TFrom Robert Whitcomb’s “Digital Diary,’’ in GoLocal24.com
The New England News Collaborative (NENC), a consortium of NPR stations, has a nice piece on its Web site about efforts to fix up that old textile mill town of Willimantic, Conn. (which called itself “The Thread City’’).
Much of the story focused on whether to tear down two old abandoned and adjacent Main Street hotels. One is the Nathan Hale Hotel, built in the Twenties and named after the Connecticut man who became a soldier and spy in the Revolutionary War and was executed by the British for his brave work. (He’s the official “State Hero’’ of Connecticut.) The other is the unfortunately named Hooker Hotel built in 1887 (where in some of its later years some women of that age-old profession were known to ply their wares). In fact, the building is named for the respectable Seth Chauncey Hooker, its developer.

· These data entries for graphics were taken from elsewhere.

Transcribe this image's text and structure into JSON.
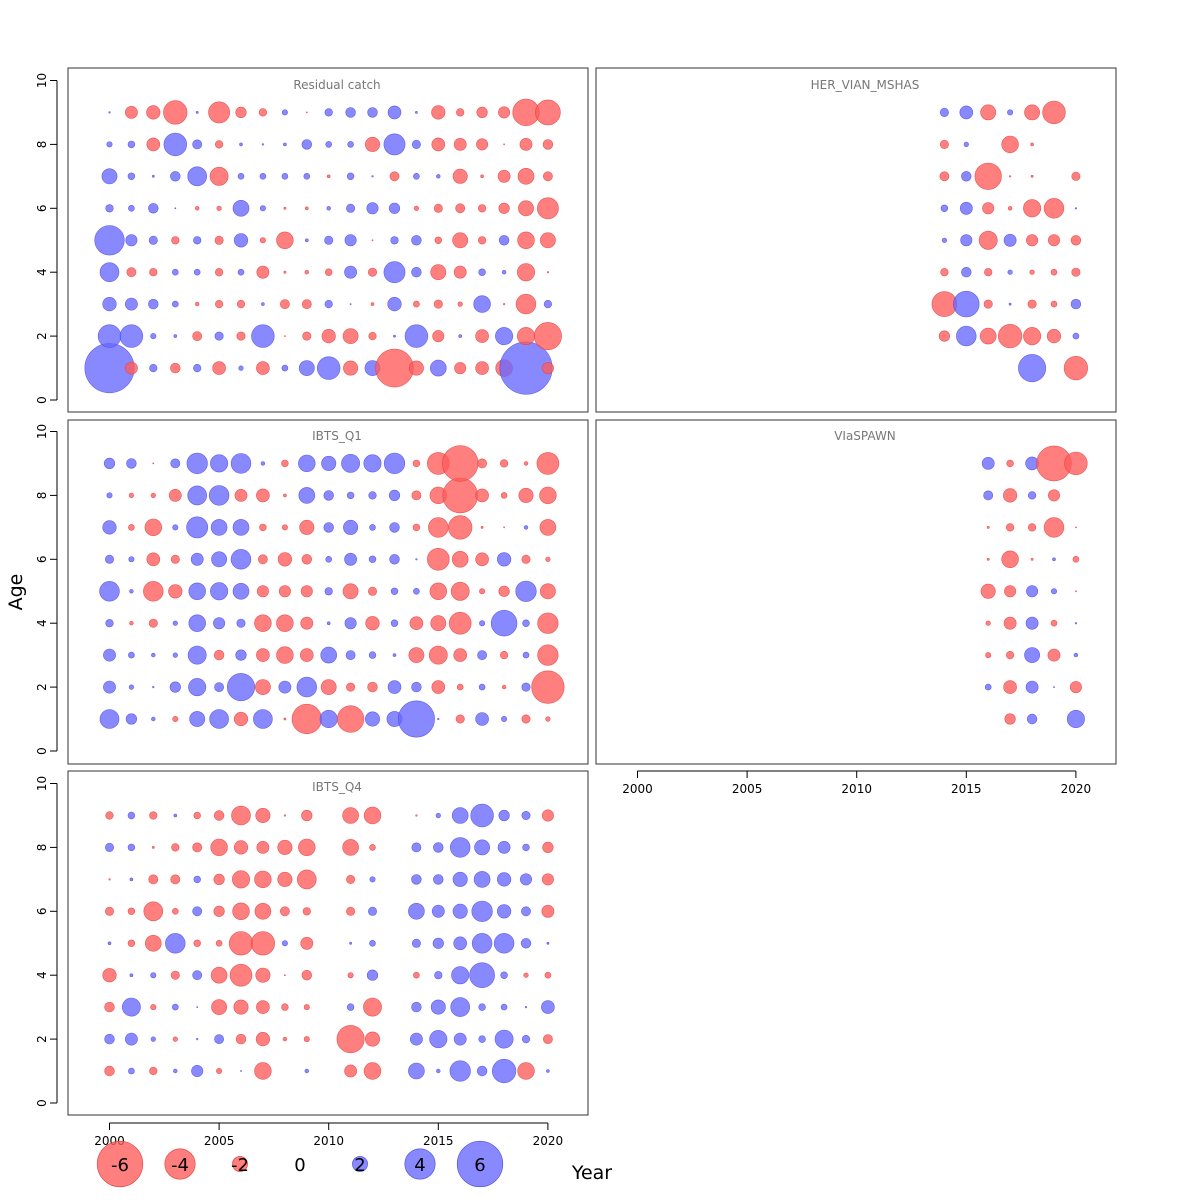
{
  "chart_data": {
    "type": "scatter",
    "subtype": "bubble",
    "xlabel": "Year",
    "ylabel": "Age",
    "xlim": [
      1998,
      2022
    ],
    "ylim": [
      0,
      10
    ],
    "x_ticks": [
      2000,
      2005,
      2010,
      2015,
      2020
    ],
    "y_ticks": [
      0,
      2,
      4,
      6,
      8,
      10
    ],
    "colors": {
      "negative": "#ff5a5a",
      "positive": "#6868ff"
    },
    "legend": [
      {
        "label": "-6",
        "value": -6
      },
      {
        "label": "-4",
        "value": -4
      },
      {
        "label": "-2",
        "value": -2
      },
      {
        "label": "0",
        "value": 0
      },
      {
        "label": "2",
        "value": 2
      },
      {
        "label": "4",
        "value": 4
      },
      {
        "label": "6",
        "value": 6
      }
    ],
    "panels": [
      {
        "title": "Residual catch",
        "years": [
          2000,
          2001,
          2002,
          2003,
          2004,
          2005,
          2006,
          2007,
          2008,
          2009,
          2010,
          2011,
          2012,
          2013,
          2014,
          2015,
          2016,
          2017,
          2018,
          2019,
          2020
        ],
        "ages": [
          1,
          2,
          3,
          4,
          5,
          6,
          7,
          8,
          9
        ],
        "residuals": [
          [
            6.5,
            -1.6,
            1.0,
            -1.3,
            1.0,
            -1.7,
            0.6,
            -1.7,
            0.8,
            2.0,
            3.0,
            -1.9,
            2.0,
            -5.0,
            -1.9,
            2.1,
            -1.5,
            -1.7,
            -2.2,
            6.9,
            -1.5
          ],
          [
            3.0,
            3.0,
            0.7,
            0.4,
            -1.2,
            1.1,
            -1.1,
            3.0,
            -0.1,
            -1.1,
            -1.8,
            -2.0,
            -1.0,
            0.3,
            3.0,
            -1.5,
            0.4,
            -1.7,
            2.3,
            -2.3,
            -3.6
          ],
          [
            1.8,
            1.6,
            1.3,
            0.8,
            -0.5,
            -1.0,
            -1.0,
            0.4,
            -1.2,
            -1.2,
            1.0,
            0.1,
            -0.4,
            1.8,
            -0.8,
            -1.1,
            -0.6,
            2.2,
            -0.2,
            -2.6,
            1.0
          ],
          [
            2.5,
            -1.2,
            -1.0,
            0.8,
            0.8,
            -1.0,
            0.8,
            -1.6,
            -0.3,
            -0.5,
            -0.9,
            1.6,
            -1.1,
            2.8,
            1.3,
            -2.0,
            -1.6,
            0.9,
            0.5,
            -2.3,
            -0.2
          ],
          [
            3.9,
            1.5,
            1.1,
            -1.0,
            1.0,
            -1.1,
            1.8,
            -0.7,
            -2.2,
            0.4,
            1.1,
            1.5,
            -0.1,
            1.0,
            1.3,
            -0.9,
            -2.0,
            -1.0,
            1.3,
            -2.2,
            -2.0
          ],
          [
            1.0,
            0.8,
            1.3,
            0.1,
            -0.5,
            -0.6,
            2.1,
            0.7,
            -0.3,
            -0.4,
            0.5,
            1.1,
            1.5,
            1.4,
            -0.6,
            -1.1,
            -1.2,
            -1.0,
            -1.4,
            -2.0,
            -2.8
          ],
          [
            2.0,
            0.9,
            0.3,
            1.3,
            2.5,
            -2.4,
            0.8,
            0.8,
            0.8,
            0.8,
            -0.4,
            0.9,
            0.2,
            -1.2,
            0.8,
            0.5,
            -1.9,
            -0.4,
            -1.6,
            -2.1,
            -1.2
          ],
          [
            0.7,
            0.9,
            -1.7,
            3.0,
            1.2,
            -1.0,
            0.4,
            0.2,
            0.4,
            1.3,
            0.8,
            0.8,
            -1.9,
            2.8,
            1.1,
            -1.7,
            -1.6,
            -1.5,
            -0.1,
            -1.6,
            -1.3
          ],
          [
            0.2,
            -1.6,
            -1.8,
            -3.1,
            0.3,
            -2.8,
            -1.4,
            -1.0,
            0.7,
            -0.1,
            1.0,
            1.3,
            1.3,
            1.7,
            0.3,
            -1.8,
            -1.0,
            -1.4,
            -1.5,
            -3.5,
            -3.3
          ]
        ]
      },
      {
        "title": "HER_VIAN_MSHAS",
        "years": [
          2014,
          2015,
          2016,
          2017,
          2018,
          2019,
          2020
        ],
        "ages": [
          1,
          2,
          3,
          4,
          5,
          6,
          7,
          8,
          9
        ],
        "residuals": [
          [
            null,
            null,
            null,
            null,
            3.6,
            null,
            -3.1
          ],
          [
            -1.4,
            2.6,
            -2.1,
            -3.1,
            -2.3,
            -1.8,
            0.8
          ],
          [
            -3.3,
            3.4,
            -1.1,
            0.3,
            -1.1,
            -0.8,
            1.3
          ],
          [
            -1.0,
            1.3,
            -1.0,
            0.6,
            -0.6,
            -0.8,
            -1.1
          ],
          [
            0.6,
            1.5,
            -2.4,
            1.6,
            -1.5,
            -1.5,
            -1.3
          ],
          [
            0.9,
            1.6,
            -1.5,
            -0.5,
            -2.3,
            -2.6,
            0.2
          ],
          [
            -1.2,
            1.3,
            -3.5,
            -0.2,
            -0.3,
            null,
            -1.1
          ],
          [
            -1.1,
            0.6,
            null,
            -2.2,
            -0.4,
            null,
            null
          ],
          [
            1.1,
            1.7,
            -2.0,
            0.7,
            -2.0,
            -3.0,
            null
          ]
        ]
      },
      {
        "title": "IBTS_Q1",
        "years": [
          2000,
          2001,
          2002,
          2003,
          2004,
          2005,
          2006,
          2007,
          2008,
          2009,
          2010,
          2011,
          2012,
          2013,
          2014,
          2015,
          2016,
          2017,
          2018,
          2019,
          2020
        ],
        "ages": [
          1,
          2,
          3,
          4,
          5,
          6,
          7,
          8,
          9
        ],
        "residuals": [
          [
            2.5,
            1.4,
            0.5,
            -0.7,
            2.0,
            2.5,
            -1.8,
            2.5,
            -0.3,
            -3.9,
            2.3,
            -3.5,
            1.9,
            2.0,
            4.8,
            0.2,
            -1.1,
            1.7,
            0.7,
            -1.1,
            -0.6
          ],
          [
            1.6,
            0.6,
            0.2,
            1.4,
            2.3,
            1.2,
            3.6,
            -2.0,
            1.6,
            2.6,
            -2.0,
            -1.1,
            -1.3,
            1.7,
            1.3,
            -1.7,
            -0.8,
            0.8,
            -0.5,
            1.1,
            -4.3
          ],
          [
            1.6,
            0.8,
            0.5,
            0.6,
            2.4,
            -1.3,
            1.4,
            -1.7,
            -2.2,
            -1.7,
            2.1,
            1.2,
            0.9,
            0.4,
            -2.0,
            -2.4,
            -1.7,
            1.2,
            -1.0,
            0.8,
            -2.7
          ],
          [
            1.0,
            -0.5,
            -1.1,
            0.6,
            2.2,
            1.5,
            1.1,
            -2.2,
            -2.2,
            -1.6,
            0.4,
            1.5,
            -1.8,
            0.9,
            -1.7,
            -2.0,
            -2.9,
            0.7,
            3.4,
            0.9,
            -2.7
          ],
          [
            2.6,
            0.5,
            -2.6,
            -1.8,
            2.2,
            2.3,
            2.1,
            -1.5,
            -1.5,
            -1.5,
            1.0,
            -2.0,
            -1.1,
            0.9,
            0.8,
            -2.2,
            -2.4,
            -0.7,
            -1.4,
            2.7,
            -2.0
          ],
          [
            1.1,
            0.7,
            -1.7,
            -1.1,
            1.6,
            2.0,
            2.6,
            -1.2,
            -1.8,
            -1.3,
            0.8,
            1.6,
            0.9,
            1.3,
            0.2,
            -2.9,
            -2.1,
            -1.7,
            1.8,
            -1.1,
            -0.6
          ],
          [
            1.8,
            -0.8,
            -2.2,
            0.7,
            2.8,
            2.1,
            2.1,
            -0.9,
            -0.7,
            -1.9,
            1.3,
            1.9,
            0.8,
            1.3,
            -0.9,
            -2.6,
            -3.1,
            -0.3,
            -0.1,
            0.5,
            -2.1
          ],
          [
            0.7,
            -0.6,
            -0.6,
            -1.6,
            2.5,
            2.6,
            -1.6,
            -1.7,
            -0.4,
            2.1,
            1.3,
            0.9,
            1.0,
            1.4,
            -1.2,
            -2.2,
            -4.6,
            -1.7,
            -0.8,
            -1.9,
            -2.2
          ],
          [
            1.4,
            1.3,
            -0.1,
            1.2,
            2.7,
            2.3,
            2.6,
            0.5,
            -0.9,
            2.2,
            1.9,
            2.4,
            2.3,
            2.7,
            -0.9,
            -2.9,
            -4.7,
            -1.2,
            -1.0,
            -0.5,
            -2.9
          ]
        ]
      },
      {
        "title": "VIaSPAWN",
        "years": [
          2016,
          2017,
          2018,
          2019,
          2020
        ],
        "ages": [
          1,
          2,
          3,
          4,
          5,
          6,
          7,
          8,
          9
        ],
        "residuals": [
          [
            null,
            -1.4,
            1.3,
            null,
            2.3
          ],
          [
            0.8,
            -1.7,
            1.6,
            0.1,
            -1.5
          ],
          [
            -0.7,
            -1.0,
            2.0,
            -1.6,
            0.5
          ],
          [
            -0.6,
            -1.6,
            1.6,
            -0.8,
            0.2
          ],
          [
            -1.9,
            -1.5,
            1.5,
            0.7,
            -0.1
          ],
          [
            -0.3,
            -2.2,
            -0.3,
            0.4,
            -0.8
          ],
          [
            -0.3,
            -1.0,
            -1.0,
            -2.6,
            -0.1
          ],
          [
            1.2,
            -1.8,
            1.0,
            -1.5,
            null
          ],
          [
            1.6,
            -0.9,
            1.7,
            -4.6,
            -3.0
          ]
        ]
      },
      {
        "title": "IBTS_Q4",
        "years": [
          2000,
          2001,
          2002,
          2003,
          2004,
          2005,
          2006,
          2007,
          2008,
          2009,
          2010,
          2011,
          2012,
          2013,
          2014,
          2015,
          2016,
          2017,
          2018,
          2019,
          2020
        ],
        "ages": [
          1,
          2,
          3,
          4,
          5,
          6,
          7,
          8,
          9
        ],
        "residuals": [
          [
            -1.3,
            0.8,
            -1.0,
            0.5,
            1.5,
            -0.7,
            0.1,
            -2.2,
            null,
            0.5,
            null,
            -1.6,
            -2.2,
            null,
            2.1,
            0.5,
            2.7,
            1.3,
            3.1,
            -2.2,
            0.4
          ],
          [
            1.3,
            1.6,
            0.6,
            -0.6,
            0.2,
            1.2,
            -1.3,
            -1.8,
            -0.5,
            -0.7,
            null,
            -3.6,
            -1.9,
            null,
            1.6,
            2.3,
            1.6,
            0.9,
            2.4,
            1.0,
            -1.2
          ],
          [
            -1.3,
            2.4,
            -0.7,
            0.8,
            0.1,
            -2.0,
            -1.9,
            -1.7,
            -0.9,
            -0.7,
            null,
            0.9,
            -2.4,
            null,
            1.3,
            1.9,
            2.5,
            0.9,
            0.8,
            0.2,
            1.7
          ],
          [
            -1.8,
            0.4,
            0.7,
            -1.1,
            1.2,
            -2.1,
            -2.9,
            -1.9,
            -0.1,
            -1.3,
            null,
            -0.7,
            1.4,
            null,
            -0.8,
            1.0,
            2.3,
            3.3,
            0.9,
            -0.6,
            -0.8
          ],
          [
            0.4,
            -0.9,
            -2.1,
            2.6,
            -0.9,
            -0.8,
            -3.1,
            -3.1,
            0.7,
            -1.6,
            null,
            0.3,
            0.8,
            null,
            1.1,
            1.4,
            1.7,
            2.6,
            2.6,
            1.3,
            0.3
          ],
          [
            -1.1,
            -0.9,
            -2.5,
            -0.8,
            1.2,
            -1.4,
            -2.2,
            -2.1,
            -1.2,
            -1.0,
            null,
            -1.1,
            1.1,
            null,
            2.1,
            1.6,
            1.9,
            2.7,
            1.8,
            1.2,
            -1.6
          ],
          [
            -0.2,
            0.4,
            -1.2,
            -1.2,
            0.9,
            -1.4,
            -2.3,
            -2.2,
            -1.9,
            -2.5,
            null,
            -1.1,
            0.7,
            null,
            1.3,
            1.3,
            1.9,
            2.1,
            1.8,
            1.5,
            -1.5
          ],
          [
            1.1,
            0.9,
            -0.3,
            -1.0,
            -1.2,
            -2.2,
            -1.8,
            -1.6,
            -1.9,
            -2.2,
            null,
            -2.1,
            -0.8,
            null,
            1.2,
            1.3,
            2.6,
            2.0,
            1.6,
            0.9,
            -1.4
          ],
          [
            -1.0,
            0.9,
            -1.0,
            0.4,
            -0.9,
            -1.3,
            -2.5,
            -1.9,
            -0.2,
            -1.4,
            null,
            -2.1,
            -2.2,
            null,
            -0.2,
            0.6,
            2.1,
            3.0,
            1.4,
            1.1,
            -1.5
          ]
        ]
      }
    ]
  }
}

Both the hotels were what used to be called “railroad hotels’’. They were close to the train stations in their towns or cities and were heavily used by salesmen, such as Willy Loman, the sad protagonist of the play Death of a Salesman.
Most of these hotels have long since disappeared with the demise of rail passenger service to many towns and even cities and its replacement, by car travel, aided and abetted by the Interstate Highway System. The rise of car culture led to most hotels and motels being built away from downtowns, on suburban shopping strips and/or close to the nearest Interstate – with lots of parking.
Marriotts and other chains, etc., can be very nice but I miss the quirky atmosphere of these old downtown hotels in New England, where local luminaries and others would gather, often almost every day, to eat in their dining rooms (Yankee pot roast! Finnan haddie!) and attend meetings of local civic organizations. Their lobbies were almost like town halls.